The Africa Report 2022/2023 by Knight Frank

Knight Frank’s ultimate guide to real estate market performance and opportunities in the world’s most exciting continent is out now. 

The 2022/23 Africa Report boasts coverage of property markets in 22 countries, including three market insight articles examining some of the most pressing issues facing real estate markets around the continent. 

Contact the team to discuss the findings in more detail, here.

For insight into what the report contains view a sample country case study below.

Country Focus: South Africa

2022 looks set to usher in a period of stability and growth for South Africa’s property sector, following Covid-induced challenges during 2020 and 2021.

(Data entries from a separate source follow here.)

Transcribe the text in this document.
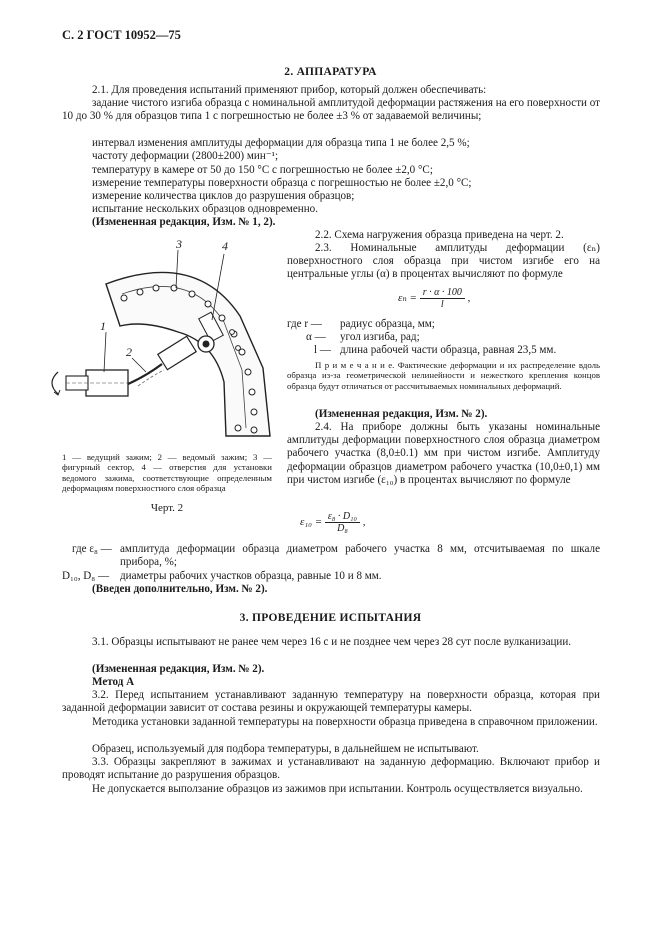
С. 2 ГОСТ 10952—75
2. АППАРАТУРА

2.1. Для проведения испытаний применяют прибор, который должен обеспечивать:

задание чистого изгиба образца с номинальной амплитудой деформации растяжения на его поверхности от 10 до 30 % для образцов типа 1 с погрешностью не более ±3 % от задаваемой величины;

интервал изменения амплитуды деформации для образца типа 1 не более 2,5 %;

частоту деформации (2800±200) мин⁻¹;

температуру в камере от 50 до 150 °С с погрешностью не более ±2,0 °С;

измерение температуры поверхности образца с погрешностью не более ±2,0 °С;

измерение количества циклов до разрушения образцов;

испытание нескольких образцов одновременно.

(Измененная редакция, Изм. № 1, 2).

1
2
3	4
1 — ведущий зажим; 2 — ведомый зажим; 3 — фигурный сектор, 4 — отверстия для установки ведомого зажима, соответствующие определенным деформациям поверхностного слоя образца
Черт. 2

2.2. Схема нагружения образца приведена на черт. 2.

2.3. Номинальные амплитуды деформации (εₙ) поверхностного слоя образца при чистом изгибе его на центральные углы (α) в процентах вычисляют по формуле

$\varepsilon_n = \frac{r \cdot \alpha \cdot 100}{l}$ ,
где r — радиус образца, мм;
α — угол изгиба, рад;
l — длина рабочей части образца, равная 23,5 мм.

П р и м е ч а н и е. Фактические деформации и их распределение вдоль образца из-за геометрической нелинейности и нежесткого крепления концов образца будут отличаться от рассчитываемых номинальных деформаций.

(Измененная редакция, Изм. № 2).

2.4. На приборе должны быть указаны номинальные амплитуды деформации поверхностного слоя образца диаметром рабочего участка (8,0±0.1) мм при чистом изгибе. Амплитуду деформации образцов диаметром рабочего участка (10,0±0,1) мм при чистом изгибе (ε₁₀) в процентах вычисляют по формуле

$\varepsilon_{10} = \frac{\text{ε₈ · D₁₀}}{\text{D₈}}$ ,
где ε₈ — амплитуда деформации образца диаметром рабочего участка 8 мм, отсчитываемая по шкале прибора, %;
D₁₀, D₈ — диаметры рабочих участков образца, равные 10 и 8 мм.

(Введен дополнительно, Изм. № 2).

3. ПРОВЕДЕНИЕ ИСПЫТАНИЯ

3.1. Образцы испытывают не ранее чем через 16 с и не позднее чем через 28 сут после вулканизации.

(Измененная редакция, Изм. № 2).

Метод А

3.2. Перед испытанием устанавливают заданную температуру на поверхности образца, которая при заданной деформации зависит от состава резины и окружающей температуры камеры.

Методика установки заданной температуры на поверхности образца приведена в справочном приложении.

Образец, используемый для подбора температуры, в дальнейшем не испытывают.

3.3. Образцы закрепляют в зажимах и устанавливают на заданную деформацию. Включают прибор и проводят испытание до разрушения образцов.

Не допускается выползание образцов из зажимов при испытании. Контроль осуществляется визуально.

Logistics and industrial sector leading the way

Industrial property, including logistics, is enjoying its lowest vacancy rate since mid-2020 (4.4%).

Rents rose by 1.4% during Q1, fuelled by the growing prominence of e-commerce and the recovery in the manufacturing and retail sectors. In addition, spiking global inflation and Covid-linked supply chain disruptions are prompting some importers to manufacture goods locally, contributing to the rising level of requirements we are recording.

Unsurprisingly, we expect logistics to continue outperforming other sectors in South Africa.

Retail bounces back as footfall recovers

The retail market made a strong comeback in 2021 and this has persisted into 2022. Larger regional centres in the more densely populated cities are experiencing trading levels that are almost back to pre-pandemic levels. As a result, improving demand is driving down vacancy rates and major retailers continue to report improved headline earnings as footfall recovers.

Elsewhere and like other rural markets on the continent, a preference for smaller, open-air convenience shopping, as well as neighborhood and community retail centres, persists.

Subdued conditions in the office market

With many companies still reworking existing space, or in some cases downsizing, due to the adoption of flexible work hours, the office market remains subdued. As these new post-Covid occupational strategies continue to be formulated, vacancy rates are rising and indeed reached an all-time high of 17.9% in Q1 2022.

Our expectation is for this to stabilise and gradually edge down in the short to medium term as business confidence returns and more companies return to offices on a full-time basis. There is already evidence of this in some submarkets where landlords have begun to retract generous incentives offered last year. 

Separately, with the focus remaining centred on best-in-class space, there is also a growing trend for the conversion of Grade B and Grade C office buildings to alternate uses such as apartments, student accommodation, or indeed, storage space and educational, or medical facilities.

Residential market set for slowdown

Throughout the pandemic, the residential market experienced “normal” sales transaction levels across all price brackets, despite rising inflation and three recent consecutive increases in mortgage rates. In 2020, first time buyers were notably active, buoyed by all-time low lending rates. This year however, we expect this trend will moderate as the interest rate starts to creep up, which we expect will be sustained for the next three years.

An Area to Watch

Cape Town is expected to be an outperformer in the property market due to the overall perception of the province as having a well-functioning local government and an attractive lifestyle. The province remains a magnet for skilled and affluent immigrants, often with high purchasing power and disposable incomes. Unsurprisingly, residential rents in the region are 1.7% higher than this time last year. In contrast, Johannesburg has experienced a 2% fall in average rental rates over the same period.